Кондуктор приложил палец ко рту.

– Революция! – весело сказал он. – Говорят, сегодня уберут старого князя!

– Меттерниха? Да быть не может.

– Blodsinn! Was fallt ihm ein![109]109
  Чепуха! Что это ему пришло в голову! (нем.)


[Закрыть]
 – сказал венец, изумленно подняв брови. – У нас в Вене никогда ничего не происходит. Какая там революция!

– Вероятно, вздор! Князь здесь диктатор тридцать с лишним лет, он никогда не уйдет, – сказал пассажир-швейцарец. Кондуктор лукаво усмехнулся и убежал.

– «Какая еще революция?» – спросил себя Лейден. Он и забыл о революции во Франции. В самом деле около станции дилижансов происходило что-то необычное. Пробегавший по улице человек вдруг по французски запел «Марсельезу»; впрочем тотчас осекся, так как на него все изумленно глядели. Константин Платонович вошел в контору. Чиновник с медалью на его вопрос о билете в Львов угрюмо ответил, что дилижанс уходит в Лемберг через четыре часа и что мест сколько угодно.

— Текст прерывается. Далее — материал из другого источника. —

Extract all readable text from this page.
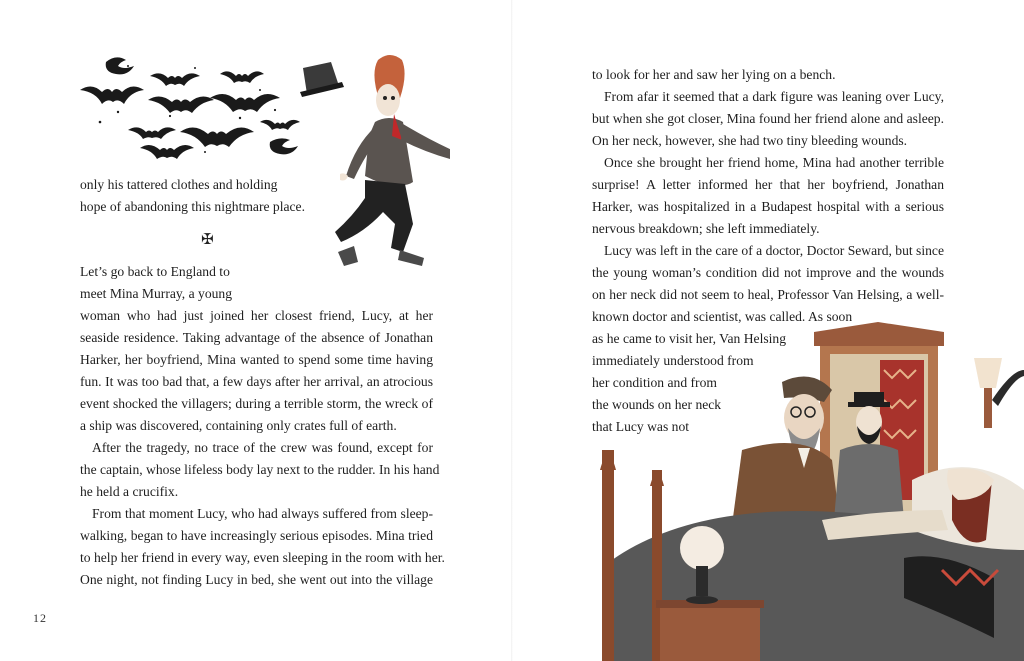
only his tattered clothes and holding
hope of abandoning this nightmare place.
✠
Let’s go back to England to
meet Mina Murray, a young
woman who had just joined her closest friend, Lucy, at her
seaside residence. Taking advantage of the absence of Jonathan
Harker, her boyfriend, Mina wanted to spend some time having
fun. It was too bad that, a few days after her arrival, an atrocious
event shocked the villagers; during a terrible storm, the wreck of
a ship was discovered, containing only crates full of earth.
After the tragedy, no trace of the crew was found, except for
the captain, whose lifeless body lay next to the rudder. In his hand
he held a crucifix.
From that moment Lucy, who had always suffered from sleep-
walking, began to have increasingly serious episodes. Mina tried
to help her friend in every way, even sleeping in the room with her.
One night, not finding Lucy in bed, she went out into the village
12
to look for her and saw her lying on a bench.
From afar it seemed that a dark figure was leaning over Lucy,
but when she got closer, Mina found her friend alone and asleep.
On her neck, however, she had two tiny bleeding wounds.
Once she brought her friend home, Mina had another terrible
surprise! A letter informed her that her boyfriend, Jonathan
Harker, was hospitalized in a Budapest hospital with a serious
nervous breakdown; she left immediately.
Lucy was left in the care of a doctor, Doctor Seward, but since
the young woman’s condition did not improve and the wounds
on her neck did not seem to heal, Professor Van Helsing, a well-
known doctor and scientist, was called. As soon
as he came to visit her, Van Helsing
immediately understood from
her condition and from
the wounds on her neck
that Lucy was not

– Никто не хочет ехать, сегодня пять человек вернули билеты… Если его светлость уйдет, то вероятно будут грабить на дорогах.

Лейден купил билет, сдал чемоданы на хранение и пошел туда, куда шли все. Люди шли в направлении на Балльплатц степенно с мирным, благодушным видом. На площади перед каким-то дворцом собралась большая толпа, не сплошная, а странно разбившаяся на участки, точно тут происходило несколько самостоятельных манифестаций. У ворот стояло человек десять солдат, но и у них вид был миролюбивый; они ни в кого стрелять как будто не собирались. Почти у ворот дворца молодой человек, вероятно студент, быть может кандидат в Ламартины или Дантоны, взобрался на плечи товарищей и, работая для равновесия руками, как акробат на канате, говорил речь по немецки: – «Да здравствует император!.. Да здравствует императорский дом!.. Долой князя Меттерниха!.. Надо понять дух времени!» – кричал он. Товарищи его поддерживали и тоже что-то весело кричали. На другом участке площади чех говорил по чешски, на третьем кто-то говорил еще на каком-то языке. «Вавилонская башня или просто водевиль?» – подумал устало Лейден, входя в кофейню. Там тоже все кричали и спорили. Все столики были заняты, люди пили пиво, шоколад, кофе со сливками, не очень засиживались и снова выходили на площадь восстания. Их места занимали другие. Когда Константин Платонович выходил, солдаты вытянулись и отдали честь. Из дворца вышел раззолоченный старичек. По портретам Лейден узнал князя Меттерниха. Ораторы замолчали, толпа расступилась. Князь, неодобрительно и укоризненно поглядывая на манифестантов, прошел на другую сторону площади. Тотчас пронесся слух, что император вызвал канцлера для принятия его отставки. Толпа разразилась рукоплесканьями, веселье еще увеличилось. «Вот он, диктатор!» – подумал Константин Платонович, представляя себе дряхлое, слабое, безобразное тело этого еле живого, вероятно больного десятками болезней старичка, и других таких же стариков и старух, правивших миром, плохо им правивших. «И так же хороши те, кто идут им на смену, и так же хорош я сам»…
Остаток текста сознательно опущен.